A BLUE SKY HIGH DOLLAR

No stopping the “blue” dollar with Argentina’s default deadline now less than a week away – it closed the week yesterday doubling the official exchange rate (69.75 pesos in Banco Nación) at 142 pesos, 20 pesos up on the previous Friday. But country risk moved in the opposite direction, falling over 200 points yesterday alone to close the week at 2,837, sharply down from an already improved 3,319 points the previous Friday, as investors registered optimism regarding a last-minute solution to bond swap deadlock (even if Buenos Aires Province edged ever closer to default by failing to meet a debt payment of US$ 115 million on Thursday). 

 

BUILDING WITH BILLIONS

On Thursday President Alberto Fernández presented an ambitious “Argentina Construye” housing plan which would entail an investment of almost 29 billion pesos and create 750,000 jobs.
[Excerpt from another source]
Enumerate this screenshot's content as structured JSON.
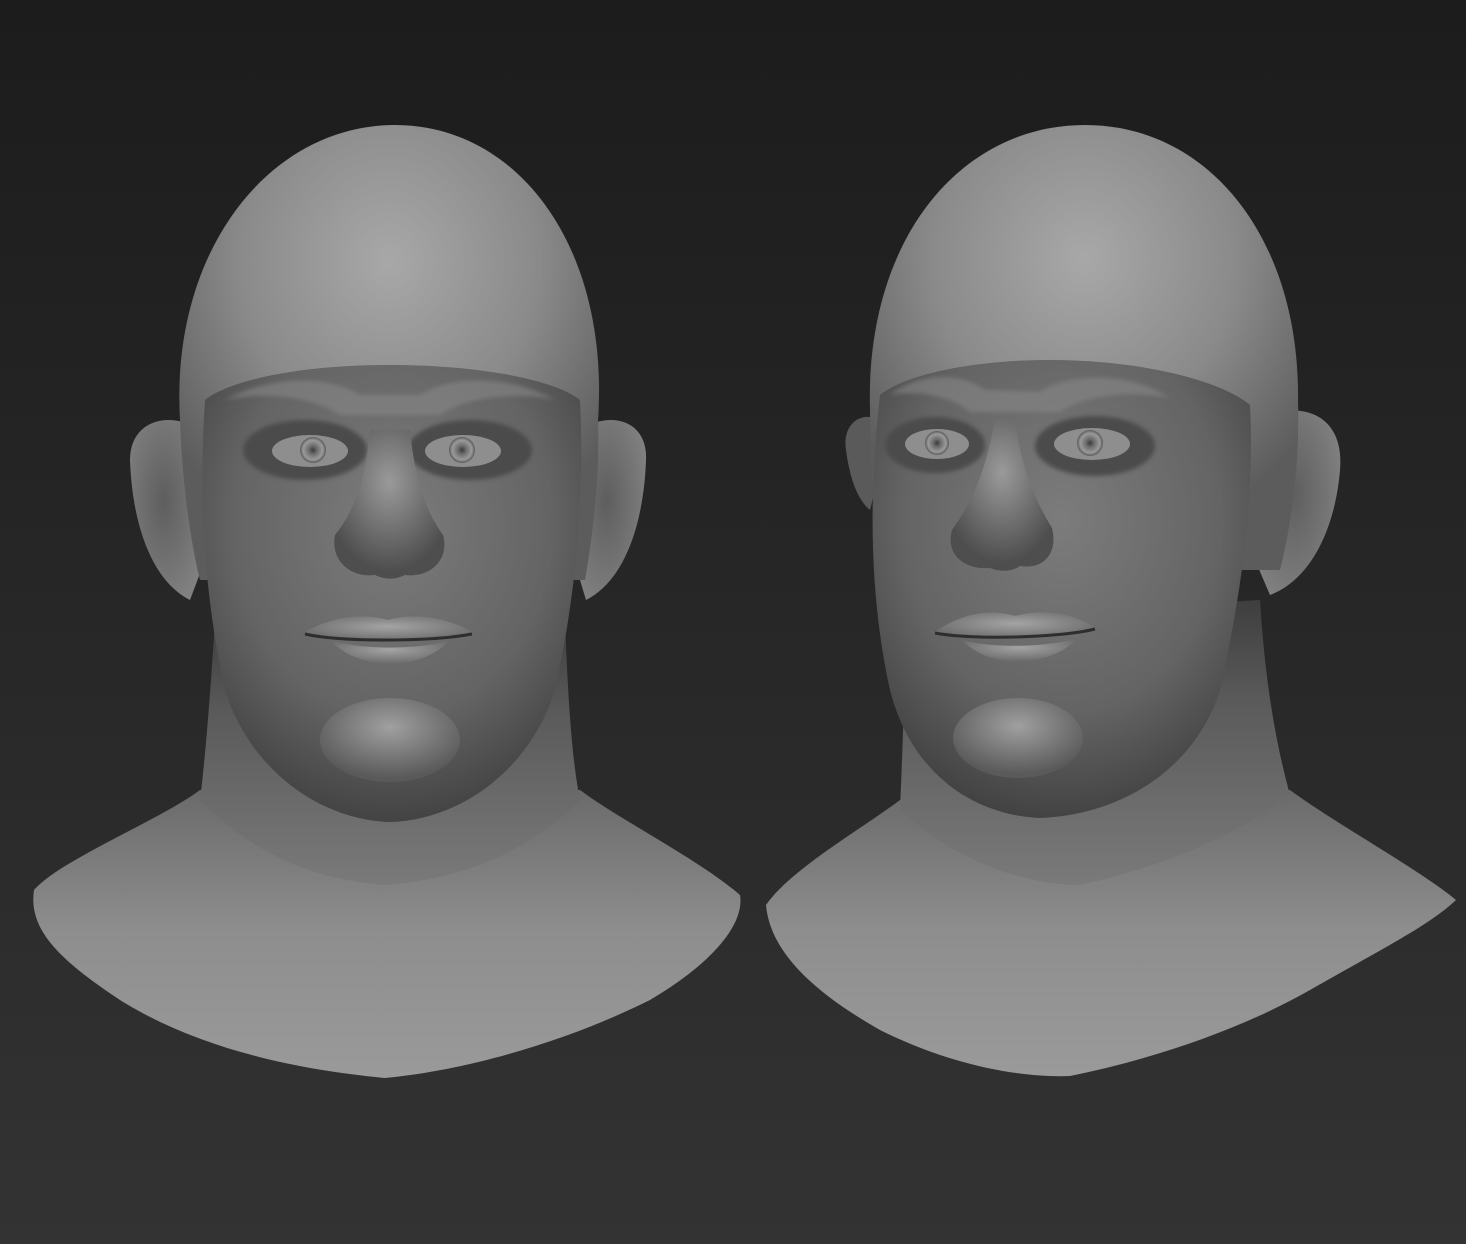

President Fernández said that the plan would improve and expand 42,900 houses but did not give a figure for housing starts. He further said that he was already discussing the revival of the Procrear home financing scheme with the new ANSES social security administration chief Fernanda Raverta. Fernández described the creation of jobs as an “obligation” and “challenge” in view of their potential destruction by the pandemic, pointing to the construction of modular hospitals as one step in that direction.

 

PRISONERS

On Monday the Buenos Aires Province Supreme Court ordered judges to review all releases and house arrests for convicts after overturning the collective habeas corpus granted prisoners by judge Víctor Violini, a decision prompting a massive backlash over the preceding fortnight.

 

SERGIO DENIS

Crooner Sergio Denis died in hospital yesterday at the age of 71 after lingering for 14 months with multiple injuries sustained from a fall from the stage, thus ending a long and successful career in which he recorded over 300 songs in the course of half a century. His real name was Héctor Omar Hoffmann, of Volga German origin. President Alberto Fernández was quick to pay tribute to the departed singer, saying: “He will remain in our collective memory.”

 

BRAZIL EXTRADITION

On Thursday the Brazilian government extradited to Argentina a former military policeman linked to the high-profile deaths of writer Rodolfo Walsh and Swedish teenager Dagmar Hagelin during the 1976-83 dictatorship. The extradition of Gonzalo Sánchez, 69, followed his arrest near Rio de Janeiro by only three days after an earlier warrant to arrest and extradite him in 2017 failed to prosper. Sánchez was tested for Covid-19 prior to his return to Argentina. Apart from the more famous cases of Walsh and Hagelin, Sánchez is potentially linked as a task force member to the cases of over 5,000 people who went missing at the ESMA Naval Mechanics Academy.